Why today, of all days, she thought.
‘Shot? With a rifle?’
‘Dead right. So get a move on. We’ve been here all morning and Forensics are just finishing up. Virkkunen’s furious.’
‘There’s just one problem.’
‘And what’s that?’
‘I’m not fit to drive.’
After managing to say this, Anna vomited. The phone fell from her hand, pieces of omelette spilled into the toilet bowl, flushed down with coffee and other stomach fluids, in a stream of yellow-brown porridge.
‘For Christ’s sake,’ came a voice from the floor beside the toilet.
Anna asked a patrol car at the station to drive her to the scene of the murder.
It was a bright day. The light seemed to ram the pain further into her skull. She should have brought her sunglasses.
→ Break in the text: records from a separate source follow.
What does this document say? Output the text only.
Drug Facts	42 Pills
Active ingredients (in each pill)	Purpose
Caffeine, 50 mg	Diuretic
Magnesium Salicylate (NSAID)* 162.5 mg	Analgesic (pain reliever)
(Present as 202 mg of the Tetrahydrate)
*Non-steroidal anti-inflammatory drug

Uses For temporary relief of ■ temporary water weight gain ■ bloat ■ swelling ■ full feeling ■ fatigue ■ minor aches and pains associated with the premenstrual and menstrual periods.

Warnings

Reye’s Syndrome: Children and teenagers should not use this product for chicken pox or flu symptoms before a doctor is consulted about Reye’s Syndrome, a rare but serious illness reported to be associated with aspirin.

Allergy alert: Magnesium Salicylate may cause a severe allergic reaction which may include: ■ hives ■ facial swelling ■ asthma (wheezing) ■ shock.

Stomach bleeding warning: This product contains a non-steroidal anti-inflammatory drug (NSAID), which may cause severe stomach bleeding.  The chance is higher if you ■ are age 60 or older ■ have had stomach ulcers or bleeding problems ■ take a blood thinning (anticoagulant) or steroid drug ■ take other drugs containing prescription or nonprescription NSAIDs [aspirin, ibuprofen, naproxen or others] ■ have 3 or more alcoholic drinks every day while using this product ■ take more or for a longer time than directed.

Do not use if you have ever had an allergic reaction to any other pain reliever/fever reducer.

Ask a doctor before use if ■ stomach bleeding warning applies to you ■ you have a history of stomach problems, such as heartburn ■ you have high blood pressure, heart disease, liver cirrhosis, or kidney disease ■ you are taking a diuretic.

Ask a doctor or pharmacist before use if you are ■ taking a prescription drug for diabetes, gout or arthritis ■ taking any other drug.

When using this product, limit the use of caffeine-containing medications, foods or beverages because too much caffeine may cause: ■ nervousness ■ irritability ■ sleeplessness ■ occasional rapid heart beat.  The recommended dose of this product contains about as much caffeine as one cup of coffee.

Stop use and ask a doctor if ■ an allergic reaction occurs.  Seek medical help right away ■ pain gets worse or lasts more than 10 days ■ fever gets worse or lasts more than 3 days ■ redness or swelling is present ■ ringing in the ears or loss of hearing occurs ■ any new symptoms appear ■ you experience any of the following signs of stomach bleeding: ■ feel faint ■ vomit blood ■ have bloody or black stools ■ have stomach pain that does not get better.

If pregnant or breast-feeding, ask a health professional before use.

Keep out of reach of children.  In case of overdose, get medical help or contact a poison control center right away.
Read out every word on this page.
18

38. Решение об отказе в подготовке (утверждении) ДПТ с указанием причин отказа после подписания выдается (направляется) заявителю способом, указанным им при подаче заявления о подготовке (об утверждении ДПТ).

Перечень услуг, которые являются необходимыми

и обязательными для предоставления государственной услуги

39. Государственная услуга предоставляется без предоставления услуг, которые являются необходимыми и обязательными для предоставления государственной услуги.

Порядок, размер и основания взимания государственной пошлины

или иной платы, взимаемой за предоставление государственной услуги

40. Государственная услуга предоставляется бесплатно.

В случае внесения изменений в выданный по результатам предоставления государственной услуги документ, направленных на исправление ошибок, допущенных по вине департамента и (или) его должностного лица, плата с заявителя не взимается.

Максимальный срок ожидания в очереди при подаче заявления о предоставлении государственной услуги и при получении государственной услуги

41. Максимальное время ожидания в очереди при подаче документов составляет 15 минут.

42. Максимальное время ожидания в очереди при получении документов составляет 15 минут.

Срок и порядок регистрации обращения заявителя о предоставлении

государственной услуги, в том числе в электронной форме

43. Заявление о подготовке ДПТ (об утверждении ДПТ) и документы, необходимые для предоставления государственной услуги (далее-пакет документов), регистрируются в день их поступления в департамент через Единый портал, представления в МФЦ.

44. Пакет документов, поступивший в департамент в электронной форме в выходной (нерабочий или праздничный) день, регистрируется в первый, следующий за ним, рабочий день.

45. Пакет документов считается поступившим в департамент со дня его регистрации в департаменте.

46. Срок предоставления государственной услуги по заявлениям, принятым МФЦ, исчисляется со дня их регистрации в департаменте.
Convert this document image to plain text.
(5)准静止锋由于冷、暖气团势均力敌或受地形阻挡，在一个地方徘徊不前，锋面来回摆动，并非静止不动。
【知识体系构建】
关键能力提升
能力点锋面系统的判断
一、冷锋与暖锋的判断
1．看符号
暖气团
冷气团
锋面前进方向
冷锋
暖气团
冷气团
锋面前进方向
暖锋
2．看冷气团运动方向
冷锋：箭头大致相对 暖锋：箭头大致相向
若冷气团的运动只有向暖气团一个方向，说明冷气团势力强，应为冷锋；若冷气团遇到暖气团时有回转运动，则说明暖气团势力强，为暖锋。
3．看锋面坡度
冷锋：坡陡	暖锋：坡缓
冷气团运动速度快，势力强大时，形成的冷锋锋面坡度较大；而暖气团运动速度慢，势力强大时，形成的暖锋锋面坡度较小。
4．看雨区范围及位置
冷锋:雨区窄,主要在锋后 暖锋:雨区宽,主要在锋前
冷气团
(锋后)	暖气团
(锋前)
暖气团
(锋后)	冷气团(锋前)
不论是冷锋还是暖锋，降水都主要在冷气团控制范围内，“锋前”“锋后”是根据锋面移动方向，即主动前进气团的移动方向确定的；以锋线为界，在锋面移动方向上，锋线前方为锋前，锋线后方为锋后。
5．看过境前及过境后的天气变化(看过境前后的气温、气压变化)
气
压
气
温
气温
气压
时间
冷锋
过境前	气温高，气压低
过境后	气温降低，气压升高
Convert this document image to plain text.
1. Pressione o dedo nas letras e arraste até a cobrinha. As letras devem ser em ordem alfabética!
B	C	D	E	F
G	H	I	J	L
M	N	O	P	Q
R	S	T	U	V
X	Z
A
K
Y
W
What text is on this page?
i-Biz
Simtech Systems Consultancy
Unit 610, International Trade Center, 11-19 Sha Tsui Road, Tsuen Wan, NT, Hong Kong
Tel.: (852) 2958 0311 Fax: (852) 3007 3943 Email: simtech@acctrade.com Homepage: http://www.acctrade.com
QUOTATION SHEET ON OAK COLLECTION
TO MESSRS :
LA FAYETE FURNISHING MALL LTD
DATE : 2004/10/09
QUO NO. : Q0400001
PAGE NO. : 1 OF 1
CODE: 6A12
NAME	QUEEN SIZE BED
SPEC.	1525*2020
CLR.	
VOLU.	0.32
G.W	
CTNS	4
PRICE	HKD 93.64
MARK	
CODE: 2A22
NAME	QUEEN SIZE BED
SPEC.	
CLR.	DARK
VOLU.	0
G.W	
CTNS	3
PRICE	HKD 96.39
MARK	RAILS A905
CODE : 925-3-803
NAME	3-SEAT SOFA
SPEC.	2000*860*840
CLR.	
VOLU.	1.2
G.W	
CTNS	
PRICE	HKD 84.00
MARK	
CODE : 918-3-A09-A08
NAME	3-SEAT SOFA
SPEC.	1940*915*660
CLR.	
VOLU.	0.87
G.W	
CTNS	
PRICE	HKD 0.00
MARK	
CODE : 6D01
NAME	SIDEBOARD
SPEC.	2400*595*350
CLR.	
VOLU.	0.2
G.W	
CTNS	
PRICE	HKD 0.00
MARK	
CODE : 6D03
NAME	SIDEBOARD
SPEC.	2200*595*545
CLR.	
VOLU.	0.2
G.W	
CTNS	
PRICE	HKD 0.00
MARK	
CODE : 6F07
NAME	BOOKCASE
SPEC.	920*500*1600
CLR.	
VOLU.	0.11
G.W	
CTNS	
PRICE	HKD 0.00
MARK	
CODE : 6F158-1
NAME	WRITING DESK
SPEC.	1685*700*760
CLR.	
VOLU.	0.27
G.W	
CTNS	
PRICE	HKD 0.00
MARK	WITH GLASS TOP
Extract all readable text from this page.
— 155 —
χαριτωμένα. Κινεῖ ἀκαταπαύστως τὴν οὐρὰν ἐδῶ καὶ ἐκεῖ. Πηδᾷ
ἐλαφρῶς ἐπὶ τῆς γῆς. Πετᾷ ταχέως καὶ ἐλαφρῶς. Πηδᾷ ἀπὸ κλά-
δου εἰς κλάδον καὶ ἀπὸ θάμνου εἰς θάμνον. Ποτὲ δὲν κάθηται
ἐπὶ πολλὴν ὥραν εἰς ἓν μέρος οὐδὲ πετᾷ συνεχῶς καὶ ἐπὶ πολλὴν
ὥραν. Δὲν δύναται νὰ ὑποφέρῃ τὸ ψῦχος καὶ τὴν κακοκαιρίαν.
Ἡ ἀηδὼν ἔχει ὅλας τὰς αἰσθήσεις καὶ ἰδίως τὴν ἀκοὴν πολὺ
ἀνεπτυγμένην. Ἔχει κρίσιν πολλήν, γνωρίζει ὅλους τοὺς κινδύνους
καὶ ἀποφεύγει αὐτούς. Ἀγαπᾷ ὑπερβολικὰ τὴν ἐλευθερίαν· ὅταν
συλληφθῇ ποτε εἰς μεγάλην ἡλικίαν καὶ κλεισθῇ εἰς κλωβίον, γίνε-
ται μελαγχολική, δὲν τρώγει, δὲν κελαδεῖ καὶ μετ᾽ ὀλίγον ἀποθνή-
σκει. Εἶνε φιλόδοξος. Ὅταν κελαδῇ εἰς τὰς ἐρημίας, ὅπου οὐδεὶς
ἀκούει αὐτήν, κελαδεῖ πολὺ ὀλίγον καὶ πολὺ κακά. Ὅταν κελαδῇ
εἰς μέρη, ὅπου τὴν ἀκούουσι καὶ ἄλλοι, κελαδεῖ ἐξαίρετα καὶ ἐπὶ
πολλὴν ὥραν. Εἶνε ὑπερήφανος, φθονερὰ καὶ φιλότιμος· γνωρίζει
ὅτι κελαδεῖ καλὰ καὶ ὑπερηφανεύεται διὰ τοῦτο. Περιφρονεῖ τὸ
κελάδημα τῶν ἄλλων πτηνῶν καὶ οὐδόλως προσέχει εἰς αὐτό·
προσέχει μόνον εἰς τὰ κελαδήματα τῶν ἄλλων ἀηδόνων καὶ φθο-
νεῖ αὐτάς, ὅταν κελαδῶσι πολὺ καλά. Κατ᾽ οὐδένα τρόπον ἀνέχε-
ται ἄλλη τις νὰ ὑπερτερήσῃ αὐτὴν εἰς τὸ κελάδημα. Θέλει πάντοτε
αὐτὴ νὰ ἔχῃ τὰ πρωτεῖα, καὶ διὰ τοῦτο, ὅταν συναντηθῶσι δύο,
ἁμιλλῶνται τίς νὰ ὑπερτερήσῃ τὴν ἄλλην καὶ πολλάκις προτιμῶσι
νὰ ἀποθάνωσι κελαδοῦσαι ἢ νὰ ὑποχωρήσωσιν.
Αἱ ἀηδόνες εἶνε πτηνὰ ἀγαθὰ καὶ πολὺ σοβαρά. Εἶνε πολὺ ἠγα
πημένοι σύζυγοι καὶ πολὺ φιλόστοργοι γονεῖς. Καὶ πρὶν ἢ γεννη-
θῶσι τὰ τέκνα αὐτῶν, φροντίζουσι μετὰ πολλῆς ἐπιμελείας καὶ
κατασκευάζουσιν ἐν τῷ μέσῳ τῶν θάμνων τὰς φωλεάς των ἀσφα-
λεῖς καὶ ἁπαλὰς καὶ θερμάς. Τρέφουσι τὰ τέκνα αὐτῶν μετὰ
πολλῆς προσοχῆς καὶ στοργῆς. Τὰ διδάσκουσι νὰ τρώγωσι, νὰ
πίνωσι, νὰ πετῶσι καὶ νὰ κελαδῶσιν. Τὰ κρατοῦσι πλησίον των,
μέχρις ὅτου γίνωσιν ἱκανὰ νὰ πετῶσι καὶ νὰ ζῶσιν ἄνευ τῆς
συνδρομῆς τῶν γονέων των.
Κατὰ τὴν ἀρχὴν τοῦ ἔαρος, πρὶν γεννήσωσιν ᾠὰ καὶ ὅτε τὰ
She tried to relax as she sat in the back seat of the patrol car. She closed her eyes and focused on the pain pulsing through her temples and tried to wish it away; she’d read about this method in a women’s magazine. It wasn’t working. Her head continued to thump as the car turned on to a remote dirt track.
This is déjà vu, thought Anna as birch trees, thicket and every now and then a resilient juniper bush flashed past the window. It was as though she was revisiting the scene of Riikka’s murder.
‘Are we near the sea?’ she asked the boys in uniform in the front seat.